La decadenza dall’azione disciplinare dopo la riforma Madia

I giudici di legittimità sono stati recentemente chiamati ad interpretare l’art. 55 bis, comma 4, del D.Lgs. n. 165/2001, secondo il quale il responsabile della struttura “segnala immediatamente, e comunque entro dieci giorni, all’ufficio competente per i procedimenti disciplinari i fatti ritenuti di rilevanza disciplinare di cui abbia avuto conoscenza”, in combinato disposto con il comma 9ter della medesima disposizione normativa, a norma del quale la violazione di tale termine “non determina la decadenza dall’azione disciplinare né l’invalidità degli atti e della sanzione irrogata, purché non risulti irrimediabilmente compromesso il diritto di difesa del dipendente, e le modalità di esercizio dell’azione disciplinare, anche in ragione della natura degli accertamenti svolti nel caso concreto, risultino comunque compatibili con il principio di tempestività”.
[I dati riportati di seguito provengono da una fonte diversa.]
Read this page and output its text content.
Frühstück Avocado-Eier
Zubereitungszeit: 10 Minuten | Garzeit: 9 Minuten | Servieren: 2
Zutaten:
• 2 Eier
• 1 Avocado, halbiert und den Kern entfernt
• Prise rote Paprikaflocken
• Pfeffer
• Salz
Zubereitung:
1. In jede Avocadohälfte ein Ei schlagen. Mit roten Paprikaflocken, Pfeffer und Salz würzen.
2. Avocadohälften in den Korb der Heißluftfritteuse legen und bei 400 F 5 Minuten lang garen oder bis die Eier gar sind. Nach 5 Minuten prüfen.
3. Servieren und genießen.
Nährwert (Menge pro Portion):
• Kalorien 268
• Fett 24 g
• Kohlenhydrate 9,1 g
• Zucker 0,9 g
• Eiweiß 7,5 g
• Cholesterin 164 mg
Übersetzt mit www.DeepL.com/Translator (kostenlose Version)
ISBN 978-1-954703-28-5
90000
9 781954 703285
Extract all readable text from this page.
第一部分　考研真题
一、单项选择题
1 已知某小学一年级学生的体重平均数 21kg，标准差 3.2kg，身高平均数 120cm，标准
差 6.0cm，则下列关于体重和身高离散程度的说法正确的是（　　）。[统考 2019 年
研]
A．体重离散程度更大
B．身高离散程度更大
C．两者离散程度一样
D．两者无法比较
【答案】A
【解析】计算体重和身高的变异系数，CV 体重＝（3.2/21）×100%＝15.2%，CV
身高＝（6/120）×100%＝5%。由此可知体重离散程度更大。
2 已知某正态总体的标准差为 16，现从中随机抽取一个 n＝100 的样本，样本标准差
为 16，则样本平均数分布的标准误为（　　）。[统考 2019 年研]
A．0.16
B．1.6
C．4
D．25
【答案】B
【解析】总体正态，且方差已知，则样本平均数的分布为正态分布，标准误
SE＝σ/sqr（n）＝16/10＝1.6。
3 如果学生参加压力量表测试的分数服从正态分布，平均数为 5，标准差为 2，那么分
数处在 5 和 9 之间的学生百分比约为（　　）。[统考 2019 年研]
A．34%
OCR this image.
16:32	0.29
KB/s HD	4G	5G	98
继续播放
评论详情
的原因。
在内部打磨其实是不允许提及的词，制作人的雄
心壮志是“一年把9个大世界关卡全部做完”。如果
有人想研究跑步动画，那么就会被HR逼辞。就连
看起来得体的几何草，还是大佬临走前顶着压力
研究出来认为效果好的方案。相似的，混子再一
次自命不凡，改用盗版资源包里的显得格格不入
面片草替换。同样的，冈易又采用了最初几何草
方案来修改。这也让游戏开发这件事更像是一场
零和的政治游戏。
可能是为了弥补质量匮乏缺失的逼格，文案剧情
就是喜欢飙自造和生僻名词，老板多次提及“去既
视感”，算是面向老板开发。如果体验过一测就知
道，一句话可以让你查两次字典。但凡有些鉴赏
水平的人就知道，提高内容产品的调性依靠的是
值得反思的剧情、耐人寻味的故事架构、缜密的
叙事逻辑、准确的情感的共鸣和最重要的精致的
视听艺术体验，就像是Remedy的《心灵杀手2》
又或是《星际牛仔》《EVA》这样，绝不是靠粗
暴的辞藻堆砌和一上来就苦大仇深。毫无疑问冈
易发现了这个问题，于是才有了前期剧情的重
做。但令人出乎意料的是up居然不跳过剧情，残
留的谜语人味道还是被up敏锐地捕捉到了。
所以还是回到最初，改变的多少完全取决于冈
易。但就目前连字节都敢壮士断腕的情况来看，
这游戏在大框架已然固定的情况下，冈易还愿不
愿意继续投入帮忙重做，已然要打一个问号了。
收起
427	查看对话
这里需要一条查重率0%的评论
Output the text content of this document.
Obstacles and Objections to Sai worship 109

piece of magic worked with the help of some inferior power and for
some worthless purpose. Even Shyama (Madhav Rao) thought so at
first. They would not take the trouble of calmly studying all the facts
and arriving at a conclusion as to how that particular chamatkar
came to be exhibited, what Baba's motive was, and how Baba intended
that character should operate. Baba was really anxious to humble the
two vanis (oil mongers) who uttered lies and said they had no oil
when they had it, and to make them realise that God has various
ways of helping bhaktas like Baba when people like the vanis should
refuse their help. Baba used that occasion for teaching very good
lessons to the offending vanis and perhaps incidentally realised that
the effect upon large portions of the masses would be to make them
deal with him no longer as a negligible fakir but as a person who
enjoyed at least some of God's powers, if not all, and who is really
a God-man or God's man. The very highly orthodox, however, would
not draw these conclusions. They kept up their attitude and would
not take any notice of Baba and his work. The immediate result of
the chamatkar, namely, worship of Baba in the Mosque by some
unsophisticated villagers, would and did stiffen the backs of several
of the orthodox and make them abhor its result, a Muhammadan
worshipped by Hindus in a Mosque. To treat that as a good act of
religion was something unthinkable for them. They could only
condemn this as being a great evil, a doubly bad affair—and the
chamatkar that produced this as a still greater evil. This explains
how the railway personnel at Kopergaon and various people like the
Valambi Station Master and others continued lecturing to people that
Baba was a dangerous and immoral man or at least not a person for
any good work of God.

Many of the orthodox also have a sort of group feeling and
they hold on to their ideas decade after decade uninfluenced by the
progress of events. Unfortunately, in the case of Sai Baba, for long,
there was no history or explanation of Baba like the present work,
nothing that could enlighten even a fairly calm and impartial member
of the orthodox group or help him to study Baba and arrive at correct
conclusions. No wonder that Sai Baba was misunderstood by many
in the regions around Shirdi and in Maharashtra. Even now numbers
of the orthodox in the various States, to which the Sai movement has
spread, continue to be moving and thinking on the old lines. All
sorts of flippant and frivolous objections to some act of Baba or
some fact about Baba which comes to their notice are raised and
Secondo la Corte, tali disposizioni si pongono in continuità con l’indirizzo giurisprudenziale precedente alla riforma Madia, che riteneva che la violazione del termine per la trasmissione degli atti non comportasse decadenza, se non nel caso di comprovata violazione del diritto di difesa del dipendente.
Dunque, il principio di tempestività menzionato nella seconda parte del citato comma 9ter deve essere inteso quale espressione coordinata con il criterio della irrimediabile violazione del diritto di difesa, con la conseguenza che – laddove quest’ultimo diritto non sia violato – l’amministrazione non potrà considerarsi decaduta dall’azione disciplinare.